Côte d'Ivoire-AIP/ Intégration africaine: les organisations de la société civile du Sud-Comoé appelées à vulgariser la ZLECAf
Par NOEL AHOULOU / 12 septembre 2026 à 10:21 / il y a 16 heures / Temps de lecture : 3 minAboisso, 12 sept 2026 (AIP) – Les organisations de la société civile du Sud-Comoé ont été invitées à devenir des relais de proximité pour mieux faire connaître la Zone de libre-échange continentale africaine (ZLECAf), lors d’un atelier de formation et de sensibilisation organisé vendredi 11 septembre 2026 à Aboisso par le Comité national de la ZLECAf (CN-ZLECAf).
Ouvrant les travaux à l’hôtel Le Rocher, le secrétaire général de la préfecture d’Aboisso, Assi Abenon Frimin, représentant le préfet de région, Ibrahima Cissé, a souligné que la réussite de la ZLECAf repose notamment sur une meilleure appropriation de ses enjeux par les acteurs locaux.
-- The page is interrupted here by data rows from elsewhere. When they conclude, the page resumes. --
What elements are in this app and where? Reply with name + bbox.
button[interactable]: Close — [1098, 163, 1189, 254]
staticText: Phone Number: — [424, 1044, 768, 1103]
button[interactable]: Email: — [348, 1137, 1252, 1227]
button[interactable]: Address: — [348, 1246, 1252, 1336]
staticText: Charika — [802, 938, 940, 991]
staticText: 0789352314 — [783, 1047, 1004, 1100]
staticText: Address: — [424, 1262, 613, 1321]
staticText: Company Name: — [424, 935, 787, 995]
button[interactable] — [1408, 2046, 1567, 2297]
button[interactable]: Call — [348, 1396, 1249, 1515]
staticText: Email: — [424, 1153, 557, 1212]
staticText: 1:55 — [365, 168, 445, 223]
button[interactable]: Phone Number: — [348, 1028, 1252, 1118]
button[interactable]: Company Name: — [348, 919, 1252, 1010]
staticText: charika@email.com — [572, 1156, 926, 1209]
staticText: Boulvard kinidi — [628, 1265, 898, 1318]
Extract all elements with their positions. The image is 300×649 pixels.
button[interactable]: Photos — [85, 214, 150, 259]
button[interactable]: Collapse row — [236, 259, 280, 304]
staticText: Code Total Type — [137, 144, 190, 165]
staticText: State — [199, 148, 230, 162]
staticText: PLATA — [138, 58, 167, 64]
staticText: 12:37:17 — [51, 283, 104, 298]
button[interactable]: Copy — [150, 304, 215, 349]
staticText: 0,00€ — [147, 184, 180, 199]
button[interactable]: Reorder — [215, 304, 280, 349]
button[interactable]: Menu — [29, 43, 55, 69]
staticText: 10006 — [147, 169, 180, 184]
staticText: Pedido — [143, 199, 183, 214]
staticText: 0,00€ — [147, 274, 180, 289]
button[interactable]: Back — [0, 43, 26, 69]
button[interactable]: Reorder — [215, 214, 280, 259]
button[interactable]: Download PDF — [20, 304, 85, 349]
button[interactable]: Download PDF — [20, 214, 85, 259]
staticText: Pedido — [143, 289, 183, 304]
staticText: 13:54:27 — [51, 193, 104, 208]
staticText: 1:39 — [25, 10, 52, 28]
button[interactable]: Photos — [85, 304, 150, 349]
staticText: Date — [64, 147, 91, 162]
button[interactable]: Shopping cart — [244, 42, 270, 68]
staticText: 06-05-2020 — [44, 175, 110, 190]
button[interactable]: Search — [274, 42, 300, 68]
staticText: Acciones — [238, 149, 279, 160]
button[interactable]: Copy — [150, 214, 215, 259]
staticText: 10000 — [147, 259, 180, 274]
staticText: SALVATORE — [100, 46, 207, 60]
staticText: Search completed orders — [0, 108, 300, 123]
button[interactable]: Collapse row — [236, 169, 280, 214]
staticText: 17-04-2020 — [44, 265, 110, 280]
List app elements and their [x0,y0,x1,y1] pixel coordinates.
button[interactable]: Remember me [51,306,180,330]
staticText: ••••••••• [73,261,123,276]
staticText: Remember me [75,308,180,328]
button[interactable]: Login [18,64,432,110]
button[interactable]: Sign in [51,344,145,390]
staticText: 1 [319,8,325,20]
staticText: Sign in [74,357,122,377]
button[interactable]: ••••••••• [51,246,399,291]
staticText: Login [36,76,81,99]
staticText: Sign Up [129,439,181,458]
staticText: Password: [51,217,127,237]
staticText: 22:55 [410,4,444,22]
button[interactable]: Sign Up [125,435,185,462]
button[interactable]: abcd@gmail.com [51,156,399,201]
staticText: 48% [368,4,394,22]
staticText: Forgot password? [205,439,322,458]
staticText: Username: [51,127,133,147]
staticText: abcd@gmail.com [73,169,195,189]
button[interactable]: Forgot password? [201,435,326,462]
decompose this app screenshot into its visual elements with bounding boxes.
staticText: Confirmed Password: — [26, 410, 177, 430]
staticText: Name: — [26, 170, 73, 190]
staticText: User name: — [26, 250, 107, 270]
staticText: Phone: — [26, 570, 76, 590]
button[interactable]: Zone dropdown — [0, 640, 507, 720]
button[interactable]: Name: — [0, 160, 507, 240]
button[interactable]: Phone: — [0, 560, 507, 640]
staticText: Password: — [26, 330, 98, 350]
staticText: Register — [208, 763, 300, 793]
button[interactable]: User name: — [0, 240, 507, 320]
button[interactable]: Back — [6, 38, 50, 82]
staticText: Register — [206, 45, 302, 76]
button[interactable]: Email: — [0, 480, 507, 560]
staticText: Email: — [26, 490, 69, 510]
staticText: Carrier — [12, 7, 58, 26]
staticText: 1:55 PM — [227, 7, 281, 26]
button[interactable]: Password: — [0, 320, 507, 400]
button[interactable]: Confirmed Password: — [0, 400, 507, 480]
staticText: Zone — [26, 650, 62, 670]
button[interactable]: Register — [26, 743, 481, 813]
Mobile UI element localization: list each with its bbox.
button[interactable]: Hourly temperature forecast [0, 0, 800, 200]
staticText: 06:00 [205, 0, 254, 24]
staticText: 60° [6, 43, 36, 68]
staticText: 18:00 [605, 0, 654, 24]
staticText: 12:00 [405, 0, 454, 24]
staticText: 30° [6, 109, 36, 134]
Il a relevé le fait que malgré l’abondance de ses ressources naturelles et le dynamisme de sa jeunesse, l’Afrique demeure confrontée à la faible transformation de ses matières premières et à un niveau encore limité des échanges commerciaux entre les pays du continent.
Selon lui, le Sud-Comoé dispose d’importants atouts, notamment à travers la production de cacao, d’hévéa et de palmier à huile, qui pourraient lui permettre de mieux tirer profit des opportunités offertes par le marché continental africain.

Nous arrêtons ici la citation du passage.